Version 1 of Multivariate Linear Regression

Updated 2007-02-17 14:36:57

EKB The ::math::statistics package in tcllib includes a linear model procedure for a single variable in which

Y = a * X + b + error

However, sometimes there is a need to do multivariate regression of the form

Y = a1 * X1 + a2 * X2 + ... + aN * XN + b + error

This page has an implementation of multivariate linear regression.

Here's the library (in the mvlinreg namespace):

    package require Tcl 8.4
    package require math::linearalgebra 1.0
    package require math::statistics 0.1.1

    # mvlinreg = Multivariate Linear Regression
    namespace eval mvlinreg {
        variable epsilon 1.0e-7

        namespace import -force \
            ::math::linearalgebra::mkMatrix \
            ::math::linearalgebra::mkVector \
            ::math::linearalgebra::mkIdentity \
            ::math::linearalgebra::mkDiagonal \
            ::math::linearalgebra::getrow \
            ::math::linearalgebra::setrow \
            ::math::linearalgebra::getcol \
            ::math::linearalgebra::setcol \
            ::math::linearalgebra::getelem \
            ::math::linearalgebra::setelem \
            ::math::linearalgebra::dotproduct \
            ::math::linearalgebra::matmul \
            ::math::linearalgebra::add \
            ::math::linearalgebra::sub \
            ::math::linearalgebra::solveGauss

        # NOTE: The authors of math::linearalgebra forgot to
        #   export ::math::linearalgebra::transpose

        ########################################
        #
        # t-stats
        #
        ########################################
        # mvlinreg::tstat n ?alpha?
        # Returns inverse of the single-tailed t distribution
        #  given number of degrees of freedom & confidence
        # Defaults to alpha = 0.05
        # Iterates until result is within epsilon of the target
        proc tstat {n {alpha 0.05}} {
            variable epsilon
            variable tvals

            if [info exists tvals($n:$alpha)] {
                return $tvals($n:$alpha)
            }

            set deltat [expr {100 * $epsilon}]
            # For one-tailed distribution, 
            set ptarg [expr {1.000 - $alpha/2.0}]
            set maxiter 100

            # Initial value for t
            set t 2.0

            set niter 0
            while {abs([::math::statistics::cdf-students-t $n $t] - $ptarg) > $epsilon} {
                set pstar [::math::statistics::cdf-students-t $n $t]
                set pl [::math::statistics::cdf-students-t $n [expr {$t - $deltat}]]
                set ph [::math::statistics::cdf-students-t $n [expr {$t + $deltat}]]

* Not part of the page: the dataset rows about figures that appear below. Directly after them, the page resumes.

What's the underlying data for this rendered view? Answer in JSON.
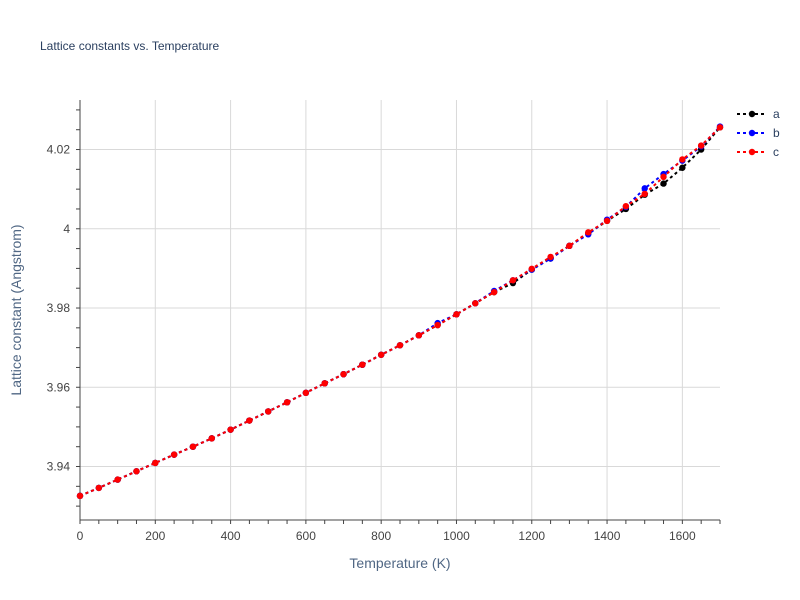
{
  "chart_data": {
    "type": "line",
    "title": "Lattice constants vs. Temperature",
    "xlabel": "Temperature (K)",
    "ylabel": "Lattice constant (Angstrom)",
    "xlim": [
      0,
      1700
    ],
    "ylim": [
      3.9265,
      4.0325
    ],
    "x_ticks": [
      0,
      200,
      400,
      600,
      800,
      1000,
      1200,
      1400,
      1600
    ],
    "y_ticks": [
      3.94,
      3.96,
      3.98,
      4.0,
      4.02
    ],
    "x_tick_labels": [
      "0",
      "200",
      "400",
      "600",
      "800",
      "1000",
      "1200",
      "1400",
      "1600"
    ],
    "y_tick_labels": [
      "3.94",
      "3.96",
      "3.98",
      "4",
      "4.02"
    ],
    "grid": true,
    "legend_position": "top-right",
    "x": [
      0,
      50,
      100,
      150,
      200,
      250,
      300,
      350,
      400,
      450,
      500,
      550,
      600,
      650,
      700,
      750,
      800,
      850,
      900,
      950,
      1000,
      1050,
      1100,
      1150,
      1200,
      1250,
      1300,
      1350,
      1400,
      1450,
      1500,
      1550,
      1600,
      1650,
      1700
    ],
    "series": [
      {
        "name": "a",
        "color": "#000000",
        "values": [
          3.9326,
          3.9346,
          3.9367,
          3.9388,
          3.9409,
          3.943,
          3.945,
          3.9471,
          3.9493,
          3.9516,
          3.9539,
          3.9562,
          3.9586,
          3.961,
          3.9633,
          3.9657,
          3.9682,
          3.9706,
          3.9731,
          3.9757,
          3.9784,
          3.9812,
          3.984,
          3.9863,
          3.9897,
          3.9925,
          3.9957,
          3.9988,
          4.002,
          4.005,
          4.0086,
          4.0114,
          4.0154,
          4.02,
          4.0256
        ]
      },
      {
        "name": "b",
        "color": "#0000ff",
        "values": [
          3.9326,
          3.9346,
          3.9367,
          3.9388,
          3.9409,
          3.943,
          3.945,
          3.9471,
          3.9493,
          3.9516,
          3.9539,
          3.9562,
          3.9586,
          3.961,
          3.9633,
          3.9657,
          3.9682,
          3.9706,
          3.9731,
          3.9762,
          3.9784,
          3.9812,
          3.9843,
          3.987,
          3.9897,
          3.9925,
          3.9957,
          3.9986,
          4.0023,
          4.0055,
          4.0102,
          4.0138,
          4.0172,
          4.0208,
          4.0258
        ]
      },
      {
        "name": "c",
        "color": "#ff0000",
        "values": [
          3.9326,
          3.9346,
          3.9367,
          3.9388,
          3.9409,
          3.943,
          3.945,
          3.9471,
          3.9493,
          3.9516,
          3.9539,
          3.9562,
          3.9586,
          3.961,
          3.9633,
          3.9657,
          3.9682,
          3.9706,
          3.9731,
          3.9757,
          3.9784,
          3.9812,
          3.984,
          3.987,
          3.9899,
          3.9929,
          3.9957,
          3.9991,
          4.002,
          4.0057,
          4.0088,
          4.0131,
          4.0175,
          4.021,
          4.0256
        ]
      }
    ]
  }
}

                set t [expr {$t + 2.0 * $deltat * ($ptarg - $pstar)/($ph - $pl)}]

                incr niter
                if {$niter == $maxiter} {
                    error "mvlinreg::tstat: Did not converge after $niter iterations"
                    return {}
                }
            }

            # Cache the result to shorten the call in future
            set tvals($n:$alpha) $t

            return $t
        }

        ########################################
        #
        # Weighted Least Squares
        #
        ########################################
        # mvlinreg::wls w [list y x's] w [list y x's] ...
        # Returns:
        #   R-squared
        #   Adj R-squared
        #   coefficients of x's in fit
        #   standard errors of the coefficients
        #   95% confidence bounds for coefficients
        proc wls {args} {

            # Fill the matrices of x & y values, and weights
            # For n points, k coefficients

            # The number of points is equal to half the arguments (n weights, n points)
            set n [expr {[llength $args]/2}]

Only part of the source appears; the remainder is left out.